Actually, yes they can. They can at minimum adopt a no-first strike policy. They can also work vigorously to eliminate nuclear weapons from their own and the world's arsenals, instead of quietly reconstituting their nuclear stockpiles while talking "disarmament." They can question why the United States arms itself with a military force whose budget equals almost half of all world military spending. Most important, they can repudiate a foreign policy tradition that takes as a given the American right to send troops and establish military bases anywhere in the world.

In 2008, Obama quickly scratched his electioneering inspired anti-nuclear thought, but kept the one about possibly invading Pakistan in pursuit of Al-Qaeda (and this is key), regardless of whether Pakistan approved. He has also since being elected proved-as he said all along he would-that his opposition to the Iraq war was more tactical than principled. Despite the high hopes of Move-On and other liberal voices that a "peace candidate" would occupy the White House, Obama wanted only to redirect the juggernaut of American military power toward Afghanistan. It's a sad, imperial state of affairs when foreign policy fundamentals change so little from one administration to the next.

Sad, and also dangerous. Because 65 years after the bombs were dropped on Hiroshima and Nagasaki, the world remains perilously trapped in conflict. "In the year 2007 the average yield of a nuclear weapon is about 10 times greater than the 15-kton Hiroshima bomb," wrote Raymond G. Wilson, professor emeritus of physics at Illinois Wesleyan University, for the Peace and Conflict Monitor. "Throughout the 50 years following 1945, the average rate of creation of nuclear weapons in world arsenals was the equivalent of about 70 Hiroshima bombs per day, every one of those 18,250 days."

The threat of nuclear annihilation remains real. Yet the irony of our age is that for the first time in human history the science, technology, manufacturing and agriculture exist to eliminate all want. But in the context of a world also driven by the acquisition of corporate profits and entrenched class and nationalist divisions, the world's people instead face an increasingly uncertain and violent future.

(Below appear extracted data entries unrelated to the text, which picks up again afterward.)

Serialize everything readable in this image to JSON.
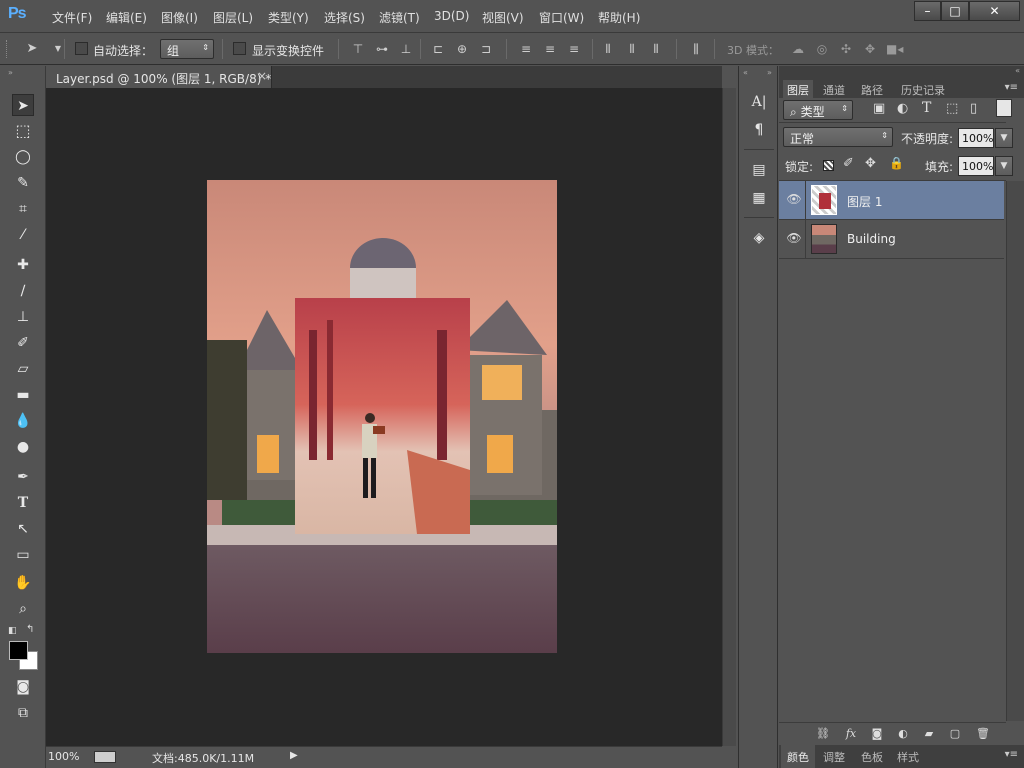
{
  "app": {
    "logo": "Ps"
  },
  "menu": [
    "文件(F)",
    "编辑(E)",
    "图像(I)",
    "图层(L)",
    "类型(Y)",
    "选择(S)",
    "滤镜(T)",
    "3D(D)",
    "视图(V)",
    "窗口(W)",
    "帮助(H)"
  ],
  "window_controls": {
    "minimize": "–",
    "maximize": "□",
    "close": "✕"
  },
  "options": {
    "auto_select_label": "自动选择：",
    "auto_select_value": "组",
    "show_transform_label": "显示变换控件",
    "mode_3d_label": "3D 模式："
  },
  "document": {
    "tab_title": "Layer.psd @ 100% (图层 1, RGB/8) *",
    "tab_close": "×",
    "zoom": "100%",
    "doc_info": "文档:485.0K/1.11M"
  },
  "layers_panel": {
    "tabs": [
      "图层",
      "通道",
      "路径",
      "历史记录"
    ],
    "filter_label": "类型",
    "blend_mode": "正常",
    "opacity_label": "不透明度:",
    "opacity_value": "100%",
    "lock_label": "锁定:",
    "fill_label": "填充:",
    "fill_value": "100%",
    "layers": [
      {
        "name": "图层 1",
        "selected": true
      },
      {
        "name": "Building",
        "selected": false
      }
    ]
  },
  "bottom_tabs": [
    "颜色",
    "调整",
    "色板",
    "样式"
  ],
  "colors": {
    "ui_bg": "#535353",
    "canvas_bg": "#282828",
    "selected_layer": "#6b7fa0",
    "ps_blue": "#5bb0ff"
  }
}
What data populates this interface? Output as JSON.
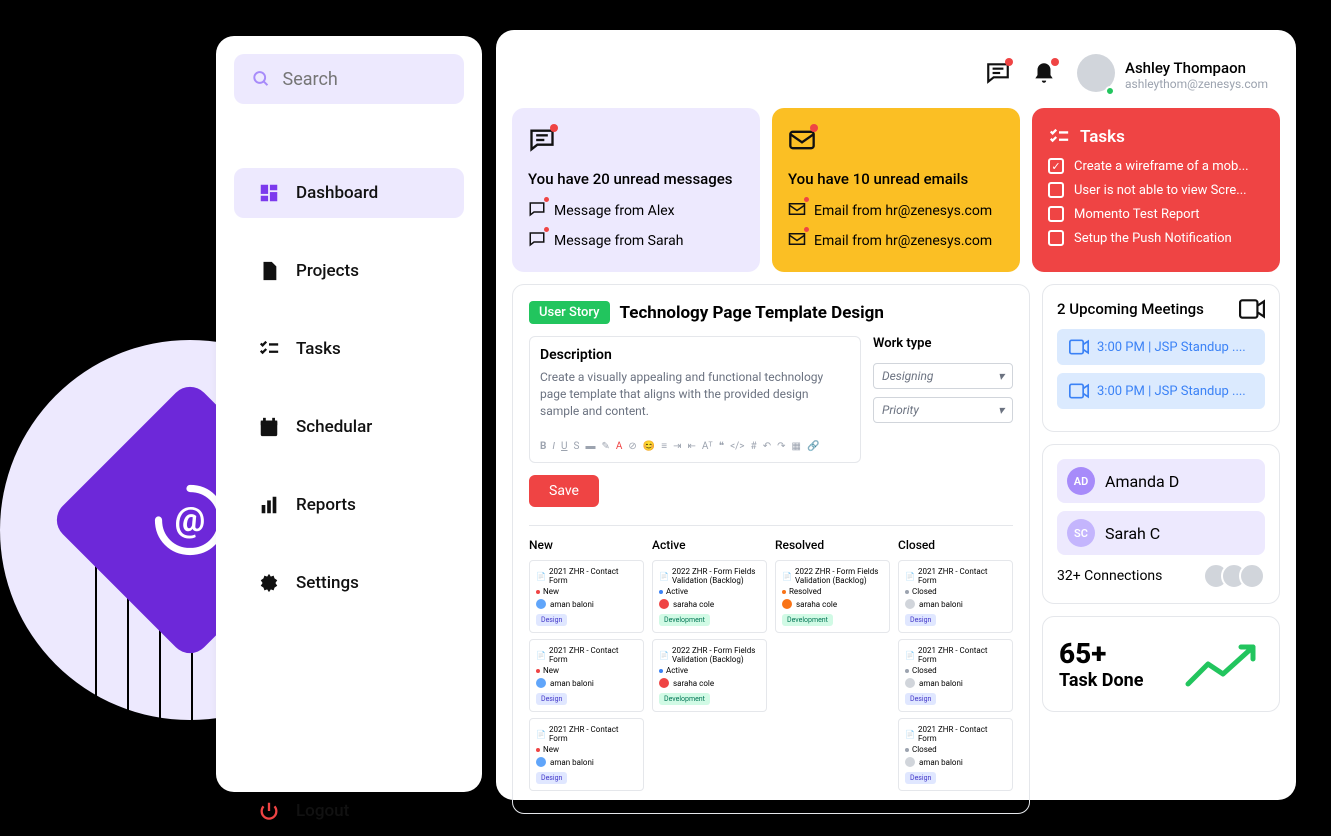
{
  "search": {
    "placeholder": "Search"
  },
  "nav": {
    "dashboard": "Dashboard",
    "projects": "Projects",
    "tasks": "Tasks",
    "schedular": "Schedular",
    "reports": "Reports",
    "settings": "Settings",
    "logout": "Logout"
  },
  "user": {
    "name": "Ashley Thompaon",
    "email": "ashleythom@zenesys.com"
  },
  "messages": {
    "title": "You have 20 unread messages",
    "items": [
      "Message from Alex",
      "Message from Sarah"
    ]
  },
  "emails": {
    "title": "You have 10 unread emails",
    "items": [
      "Email from hr@zenesys.com",
      "Email from hr@zenesys.com"
    ]
  },
  "tasks_card": {
    "title": "Tasks",
    "items": [
      {
        "label": "Create a wireframe of a mob...",
        "checked": true
      },
      {
        "label": "User is not able to view Scre...",
        "checked": false
      },
      {
        "label": "Momento Test Report",
        "checked": false
      },
      {
        "label": "Setup the Push Notification",
        "checked": false
      }
    ]
  },
  "story": {
    "badge": "User Story",
    "title": "Technology Page Template Design",
    "desc_label": "Description",
    "desc_text": "Create a visually appealing and functional technology page template that aligns with the provided design sample and content.",
    "work_type_label": "Work type",
    "work_type": "Designing",
    "priority": "Priority",
    "save": "Save"
  },
  "kanban": {
    "cols": [
      "New",
      "Active",
      "Resolved",
      "Closed"
    ],
    "new": [
      {
        "title": "2021 ZHR - Contact Form",
        "status": "New",
        "user": "aman baloni",
        "tag": "Design"
      },
      {
        "title": "2021 ZHR - Contact Form",
        "status": "New",
        "user": "aman baloni",
        "tag": "Design"
      },
      {
        "title": "2021 ZHR - Contact Form",
        "status": "New",
        "user": "aman baloni",
        "tag": "Design"
      }
    ],
    "active": [
      {
        "title": "2022 ZHR - Form Fields Validation (Backlog)",
        "status": "Active",
        "user": "saraha cole",
        "tag": "Development"
      },
      {
        "title": "2022 ZHR - Form Fields Validation (Backlog)",
        "status": "Active",
        "user": "saraha cole",
        "tag": "Development"
      }
    ],
    "resolved": [
      {
        "title": "2022 ZHR - Form Fields Validation (Backlog)",
        "status": "Resolved",
        "user": "saraha cole",
        "tag": "Development"
      }
    ],
    "closed": [
      {
        "title": "2021 ZHR - Contact Form",
        "status": "Closed",
        "user": "aman baloni",
        "tag": "Design"
      },
      {
        "title": "2021 ZHR - Contact Form",
        "status": "Closed",
        "user": "aman baloni",
        "tag": "Design"
      },
      {
        "title": "2021 ZHR - Contact Form",
        "status": "Closed",
        "user": "aman baloni",
        "tag": "Design"
      }
    ]
  },
  "meetings": {
    "title": "2 Upcoming Meetings",
    "items": [
      "3:00 PM | JSP Standup ....",
      "3:00 PM | JSP Standup ...."
    ]
  },
  "connections": {
    "items": [
      {
        "initials": "AD",
        "name": "Amanda D",
        "color": "#a78bfa"
      },
      {
        "initials": "SC",
        "name": "Sarah C",
        "color": "#c4b5fd"
      }
    ],
    "count": "32+ Connections"
  },
  "taskdone": {
    "num": "65+",
    "label": "Task Done"
  }
}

Or even the possibility of no future.

When the bombs were dropped on Hiroshima and Nagasaki, the famous physicist Albert Einstein publicly protested. The U.S. government responded by adding Einstein's protests to his FBI file. Now U.S. Secretary of State Clinton leads the international campaign for tough U.N. sanctions on Iran for failing to prove it's nuclear program is peaceful. Yet, no such campaign by the western powers has ever targeted Israel, which the Federation of American Scientists reports may possess roughly between 75 and 130 nuclear weapons or more.

No doubt there is plenty of reason to despair. But then there is also the story of young Sadako Sasaki, who did not deserve to die at age 12. Sadako's story is only one among countless millions of tragic accounts of "man's inhumanity to man," of the innocents whose lives over the last century have been cheap fodder for the killing machines of state power, whether of the democratic, fascist, or other variety.

During her months of hospitalization, Sadako undertook a project to fold a thousand paper cranes in the hope that, according to Japanese legend, her prayer for life would be granted. It was perhaps just the wish of a child. But Sadako never gave up and folded the cranes up until the day of her death. In Japan, after her death young people inspired by her story organized to collect money to build a statue of Sadako, which was unveiled in Hiroshima Peace Park in 1958. There is also a statue of Sadako in Seattle's Peace Park.

At the bottom of the statue in Japan of Sadako holding a golden crane is the inscription, "This is our cry, This is our prayer, Peace in the world."

Sixty-five years after Hiroshima and Nagasaki were destroyed, they remain words to remember and live by in this mad age.